School custodian took $10,400 in false OT pay, audit finds

LYNNWOOD — A former custodian at Alderwood Middle School collected more than $10,400 in false overtime pay in a five-year period — and possibly had been bilking the Edmonds School District for 10 years before that.

The district plans to seek repayment from the fired custodian as well as a lead custodian at the same school, who allegedly got in on the scam last summer to the tune of $546. A state auditor’s report released Monday detailed the dollar figures.

“It is disappointing that any employee steals public funds,” Superintendent Nick Brossoit said in a statement to The Herald. “We have taken action to address the theft and put in system safeguards to prevent this from happening going forward. We will be seeking repayment to the district from the former employees.”

The district was made aware of the situation in October and contacted the state auditor to help in the investigation. The custodians were fired in November.

“We acted as quickly as we could once we were aware of the situation,” district spokeswoman DJ Jakala said.

Crunching the numbers took months.
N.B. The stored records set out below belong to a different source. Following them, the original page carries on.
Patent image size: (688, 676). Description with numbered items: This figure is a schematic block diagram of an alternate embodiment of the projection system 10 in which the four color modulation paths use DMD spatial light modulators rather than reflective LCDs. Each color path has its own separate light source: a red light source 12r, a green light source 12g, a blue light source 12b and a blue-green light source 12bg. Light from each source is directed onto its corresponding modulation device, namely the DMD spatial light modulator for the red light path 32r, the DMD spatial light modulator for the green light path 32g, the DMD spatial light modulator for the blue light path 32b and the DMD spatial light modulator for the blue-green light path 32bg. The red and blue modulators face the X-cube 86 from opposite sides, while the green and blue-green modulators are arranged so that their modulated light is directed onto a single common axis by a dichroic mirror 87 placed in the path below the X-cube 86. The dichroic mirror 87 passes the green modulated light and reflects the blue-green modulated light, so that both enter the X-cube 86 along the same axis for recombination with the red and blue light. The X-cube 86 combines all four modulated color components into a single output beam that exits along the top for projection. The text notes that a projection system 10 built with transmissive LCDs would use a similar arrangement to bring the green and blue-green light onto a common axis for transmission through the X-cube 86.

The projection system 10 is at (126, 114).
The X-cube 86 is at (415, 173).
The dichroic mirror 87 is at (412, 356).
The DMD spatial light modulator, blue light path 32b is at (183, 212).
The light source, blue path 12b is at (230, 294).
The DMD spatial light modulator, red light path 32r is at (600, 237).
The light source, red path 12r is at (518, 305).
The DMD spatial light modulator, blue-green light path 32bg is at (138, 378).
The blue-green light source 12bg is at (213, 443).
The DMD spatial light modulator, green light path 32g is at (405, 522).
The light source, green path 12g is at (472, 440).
The situation was complicated by a payroll system the district adopted in 2008. As a result, the auditor’s report only goes back that far, even though one of the custodians allegedly told investigators she had been doing this since starting employment in Edmonds in 1998. The auditor said she was paid about $10,439.79 in unearned overtime from 2008 to 2013.

In all, the lead custodian received his unearned overtime during July and August 2013.

The State Auditor’s Office recommended the district seek recovery of the money. The case is also expected to be referred to the Snohomish County Prosecuting Attorney’s Office.

The lead custodian also works part-time for the Mukilteo School District at Picnic Point Elementary School. His position there is not authorized for overtime, said Andy Muntz, a spokesman for the district.

In addition, the Mukilteo district uses electronic timesheets that custodians clock in and out of when they are at work. “They can’t go in after the fact to fill in a timesheet … It makes it really hard for somebody to falsify a timesheet,” Muntz said. Supervisors also review and approve hours.

The Edmonds School District has since extended a similar time-reporting system it uses to include overtime reporting. Supervisors compare overtime slips to time submitted to the electronic system. In addition, principals have been asked to be aware of when custodians are working at their buildings.

The case comes on the heels of separate auditor’s reports in the past year about two former food service workers who were paid $10,287 for preparing meals that were never served to children. In that case, the district paid back the money to the federal government, the source of the funding. Increased monitoring of the federal meals program also was put in place.

“We believe the processes put into place will allow the district to more adequately monitor employees’ time,” Jakala said of the latest case.